I am getting the following error (see the stacktrace) when I ran my code in a different GPU (Tesla K-20, cuda 7.5 installed, 6GB memory). Code works fine if I run in GeForce 1080 or Titan X GPU.

Stacktrace:

File "code/source/main.py", line 68, in <module>
    train.train_epochs(train_batches, dev_batches, args.epochs)
  File "/gpfs/home/g/e/geniiexe/BigRed2/code/source/train.py", line 34, in train_epochs
    losses = self.train(train_batches, dev_batches, (epoch + 1))
  File "/gpfs/home/g/e/geniiexe/BigRed2/code/source/train.py", line 76, in train
    self.optimizer.step()
  File "/gpfs/home/g/e/geniiexe/BigRed2/anaconda3/lib/python3.5/site-packages/torch/optim/adam.py", line 70, in step
    bias_correction1 = 1 - beta1 ** state['step']
OverflowError: (34, 'Numerical result out of range')
1 Like

do you have a question?

Yes, what can be the reason to get such error in a different GPU (Tesla K-20) while it works fine in GeForce or Titan X GPU? Moreover what the error means? Is it related to memory overflow which I don’t think so.

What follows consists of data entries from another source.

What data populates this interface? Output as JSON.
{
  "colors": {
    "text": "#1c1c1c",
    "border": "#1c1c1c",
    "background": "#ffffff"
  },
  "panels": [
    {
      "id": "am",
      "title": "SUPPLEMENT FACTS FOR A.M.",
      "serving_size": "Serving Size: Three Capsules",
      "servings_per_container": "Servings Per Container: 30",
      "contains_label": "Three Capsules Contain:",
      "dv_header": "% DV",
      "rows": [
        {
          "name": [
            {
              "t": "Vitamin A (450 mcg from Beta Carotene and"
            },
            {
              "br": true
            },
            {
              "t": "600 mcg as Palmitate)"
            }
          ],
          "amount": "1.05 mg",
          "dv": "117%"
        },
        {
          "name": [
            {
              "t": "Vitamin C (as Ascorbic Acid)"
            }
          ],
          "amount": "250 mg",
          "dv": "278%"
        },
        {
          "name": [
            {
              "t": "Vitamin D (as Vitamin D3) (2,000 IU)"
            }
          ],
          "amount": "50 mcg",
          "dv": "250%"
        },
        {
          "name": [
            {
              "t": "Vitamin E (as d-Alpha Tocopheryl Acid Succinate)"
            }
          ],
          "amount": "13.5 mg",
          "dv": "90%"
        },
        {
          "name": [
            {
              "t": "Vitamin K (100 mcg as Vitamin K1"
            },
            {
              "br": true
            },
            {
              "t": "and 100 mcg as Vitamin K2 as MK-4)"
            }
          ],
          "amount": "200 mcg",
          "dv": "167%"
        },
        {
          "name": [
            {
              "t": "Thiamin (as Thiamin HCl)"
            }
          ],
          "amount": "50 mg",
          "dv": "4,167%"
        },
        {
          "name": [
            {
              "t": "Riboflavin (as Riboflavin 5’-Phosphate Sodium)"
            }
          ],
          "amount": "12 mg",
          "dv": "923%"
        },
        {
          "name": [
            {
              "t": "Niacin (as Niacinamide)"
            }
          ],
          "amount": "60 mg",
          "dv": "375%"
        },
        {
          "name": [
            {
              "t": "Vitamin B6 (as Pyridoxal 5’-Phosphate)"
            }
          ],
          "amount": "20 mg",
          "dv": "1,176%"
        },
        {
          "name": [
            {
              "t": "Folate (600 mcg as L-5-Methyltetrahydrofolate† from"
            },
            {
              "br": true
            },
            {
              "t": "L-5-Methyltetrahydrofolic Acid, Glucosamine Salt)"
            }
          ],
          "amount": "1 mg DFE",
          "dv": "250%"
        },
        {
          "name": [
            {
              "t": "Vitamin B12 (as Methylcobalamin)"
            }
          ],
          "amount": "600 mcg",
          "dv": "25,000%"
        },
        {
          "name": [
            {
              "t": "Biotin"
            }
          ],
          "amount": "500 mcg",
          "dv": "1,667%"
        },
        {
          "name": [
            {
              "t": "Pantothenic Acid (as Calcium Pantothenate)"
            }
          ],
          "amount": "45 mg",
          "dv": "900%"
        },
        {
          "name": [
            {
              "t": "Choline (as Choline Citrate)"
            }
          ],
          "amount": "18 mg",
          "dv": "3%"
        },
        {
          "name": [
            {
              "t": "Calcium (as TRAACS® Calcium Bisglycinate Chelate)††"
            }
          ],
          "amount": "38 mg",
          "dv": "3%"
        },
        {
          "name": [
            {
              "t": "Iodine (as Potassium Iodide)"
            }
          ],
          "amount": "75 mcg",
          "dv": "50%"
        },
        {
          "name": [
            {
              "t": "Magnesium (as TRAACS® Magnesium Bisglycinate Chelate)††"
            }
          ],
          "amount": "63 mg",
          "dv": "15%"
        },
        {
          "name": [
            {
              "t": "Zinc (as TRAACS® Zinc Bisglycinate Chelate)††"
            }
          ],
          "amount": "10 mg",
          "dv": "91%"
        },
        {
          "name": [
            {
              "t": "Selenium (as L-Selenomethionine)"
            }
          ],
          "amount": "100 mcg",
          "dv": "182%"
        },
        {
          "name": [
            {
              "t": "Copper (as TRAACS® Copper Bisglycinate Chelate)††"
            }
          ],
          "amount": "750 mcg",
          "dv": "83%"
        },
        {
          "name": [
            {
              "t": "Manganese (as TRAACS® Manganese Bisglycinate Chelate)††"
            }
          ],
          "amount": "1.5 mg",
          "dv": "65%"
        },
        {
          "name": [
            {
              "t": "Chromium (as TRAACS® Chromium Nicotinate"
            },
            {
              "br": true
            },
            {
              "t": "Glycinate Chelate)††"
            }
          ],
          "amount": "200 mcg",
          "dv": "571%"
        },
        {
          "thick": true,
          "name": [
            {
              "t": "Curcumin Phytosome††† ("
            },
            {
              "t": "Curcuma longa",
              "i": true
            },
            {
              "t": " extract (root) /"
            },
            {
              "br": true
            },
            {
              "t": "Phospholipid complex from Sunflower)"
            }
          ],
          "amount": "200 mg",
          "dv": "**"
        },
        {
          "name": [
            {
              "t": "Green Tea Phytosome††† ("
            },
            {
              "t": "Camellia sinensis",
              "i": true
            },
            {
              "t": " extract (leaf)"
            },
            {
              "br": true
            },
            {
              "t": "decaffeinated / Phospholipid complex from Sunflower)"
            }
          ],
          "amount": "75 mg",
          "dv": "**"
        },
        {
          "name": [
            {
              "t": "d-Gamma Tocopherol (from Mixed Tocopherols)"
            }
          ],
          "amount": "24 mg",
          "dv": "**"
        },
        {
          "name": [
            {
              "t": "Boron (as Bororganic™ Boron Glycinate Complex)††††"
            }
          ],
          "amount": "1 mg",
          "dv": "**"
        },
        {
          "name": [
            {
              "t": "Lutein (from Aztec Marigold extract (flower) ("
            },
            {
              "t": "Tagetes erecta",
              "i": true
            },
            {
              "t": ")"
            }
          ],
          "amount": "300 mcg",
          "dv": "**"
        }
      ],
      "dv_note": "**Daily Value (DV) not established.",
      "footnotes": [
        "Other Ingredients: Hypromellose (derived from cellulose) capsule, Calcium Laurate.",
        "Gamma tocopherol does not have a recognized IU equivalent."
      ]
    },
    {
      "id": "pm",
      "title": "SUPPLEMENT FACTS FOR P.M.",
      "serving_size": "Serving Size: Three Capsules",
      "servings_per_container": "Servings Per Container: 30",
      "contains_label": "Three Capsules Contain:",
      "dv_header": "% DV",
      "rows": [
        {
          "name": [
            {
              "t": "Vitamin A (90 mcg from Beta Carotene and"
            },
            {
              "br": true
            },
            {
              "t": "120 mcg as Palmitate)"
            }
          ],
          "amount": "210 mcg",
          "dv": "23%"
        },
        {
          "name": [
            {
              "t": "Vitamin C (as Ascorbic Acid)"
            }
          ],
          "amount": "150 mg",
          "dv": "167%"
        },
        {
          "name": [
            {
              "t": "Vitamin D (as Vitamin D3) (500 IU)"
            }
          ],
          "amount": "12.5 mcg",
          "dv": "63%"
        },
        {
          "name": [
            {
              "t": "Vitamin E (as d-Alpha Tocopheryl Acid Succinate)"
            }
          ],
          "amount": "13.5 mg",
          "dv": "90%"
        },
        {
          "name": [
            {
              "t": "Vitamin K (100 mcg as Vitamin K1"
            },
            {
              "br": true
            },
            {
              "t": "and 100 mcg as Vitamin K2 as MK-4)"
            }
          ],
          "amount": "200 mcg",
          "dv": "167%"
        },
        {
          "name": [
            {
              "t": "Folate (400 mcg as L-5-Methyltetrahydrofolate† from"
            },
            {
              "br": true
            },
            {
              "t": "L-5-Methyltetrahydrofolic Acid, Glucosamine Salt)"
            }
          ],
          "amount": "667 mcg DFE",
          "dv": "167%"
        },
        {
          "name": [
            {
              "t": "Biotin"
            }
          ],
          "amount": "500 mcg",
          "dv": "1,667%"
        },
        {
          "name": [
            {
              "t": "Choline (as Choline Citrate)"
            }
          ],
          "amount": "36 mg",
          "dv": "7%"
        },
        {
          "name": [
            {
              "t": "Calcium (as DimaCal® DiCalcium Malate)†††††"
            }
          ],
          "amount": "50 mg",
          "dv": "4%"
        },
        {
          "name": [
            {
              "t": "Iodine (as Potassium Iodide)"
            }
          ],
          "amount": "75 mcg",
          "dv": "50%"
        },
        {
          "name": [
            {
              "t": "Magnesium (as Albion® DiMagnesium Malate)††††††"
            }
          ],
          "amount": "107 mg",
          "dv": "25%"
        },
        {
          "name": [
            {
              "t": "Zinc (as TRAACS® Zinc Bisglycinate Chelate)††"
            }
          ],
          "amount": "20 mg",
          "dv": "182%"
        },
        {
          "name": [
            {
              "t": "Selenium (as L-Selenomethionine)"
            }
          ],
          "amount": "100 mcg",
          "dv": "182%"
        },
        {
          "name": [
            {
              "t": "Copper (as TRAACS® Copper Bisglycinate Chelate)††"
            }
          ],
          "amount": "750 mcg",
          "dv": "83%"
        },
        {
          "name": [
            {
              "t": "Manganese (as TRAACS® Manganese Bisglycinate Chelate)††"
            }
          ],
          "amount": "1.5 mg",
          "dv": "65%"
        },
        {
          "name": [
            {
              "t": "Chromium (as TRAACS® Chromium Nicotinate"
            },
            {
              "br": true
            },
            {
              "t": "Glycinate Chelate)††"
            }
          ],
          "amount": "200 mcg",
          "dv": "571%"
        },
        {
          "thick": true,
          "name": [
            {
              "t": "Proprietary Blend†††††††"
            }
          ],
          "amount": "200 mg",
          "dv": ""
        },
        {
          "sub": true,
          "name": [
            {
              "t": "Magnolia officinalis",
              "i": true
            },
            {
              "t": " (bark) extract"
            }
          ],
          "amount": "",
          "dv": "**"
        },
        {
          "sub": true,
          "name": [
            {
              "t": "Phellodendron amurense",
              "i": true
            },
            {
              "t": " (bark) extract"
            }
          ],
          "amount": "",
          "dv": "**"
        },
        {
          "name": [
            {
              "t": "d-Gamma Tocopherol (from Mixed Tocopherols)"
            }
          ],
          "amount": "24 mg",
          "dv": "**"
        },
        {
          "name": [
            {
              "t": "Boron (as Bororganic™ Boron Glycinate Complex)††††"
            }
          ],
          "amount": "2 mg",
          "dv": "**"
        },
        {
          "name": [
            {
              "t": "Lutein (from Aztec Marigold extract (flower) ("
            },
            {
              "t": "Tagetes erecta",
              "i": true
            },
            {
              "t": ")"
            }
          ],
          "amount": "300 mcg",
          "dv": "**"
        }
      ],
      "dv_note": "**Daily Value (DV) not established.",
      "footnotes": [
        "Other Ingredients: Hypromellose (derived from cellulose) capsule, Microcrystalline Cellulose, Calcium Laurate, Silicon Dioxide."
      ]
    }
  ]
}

The exactly same issue/error i got (with K-40 and cuda 7.5), any suggestions ?

Workaround for this:-

Replace the following lines in adam.py:-

bias_correction1 = 1 - beta1 ** state[‘step’]
bias_correction2 = 1 - beta2 ** state[‘step’]

WITH

bias_correction1 = 1 - beta1 ** min(state[‘step’],1022)
bias_correction2 = 1 - beta2 ** min(state[‘step’],1022)

1 Like

Why this works? What is the reason of taking min between state and 1022?

It is just for numerical reasons, practically beta1 or beta2 are 0.9 (between 0 and 1).
And 0.9^1000 = 1.7478713e-46, which is almost zero for all practical purposes. (You can take 1000 instead of 1022 and nothing will change).

1 Like

So here the state[‘step’] means the number of training step at the time.
The total training step can be calculated as number of epochs * number of batches.
At some point, when step is very big, the calculation of beta1 ** step raises overflow.

For me, changing the Python version solved the issue.

So, with Python 3.7.4, up to a point I get:

>>> 0.9 ** 7073
Traceback (most recent call last):
  File "<stdin>", line 1, in <module>
OverflowError: (34, 'Numerical result out of range')

Whereas with Python 3.8 or Python 3.10, I get:

>>> 0.9 ** 7073
0.0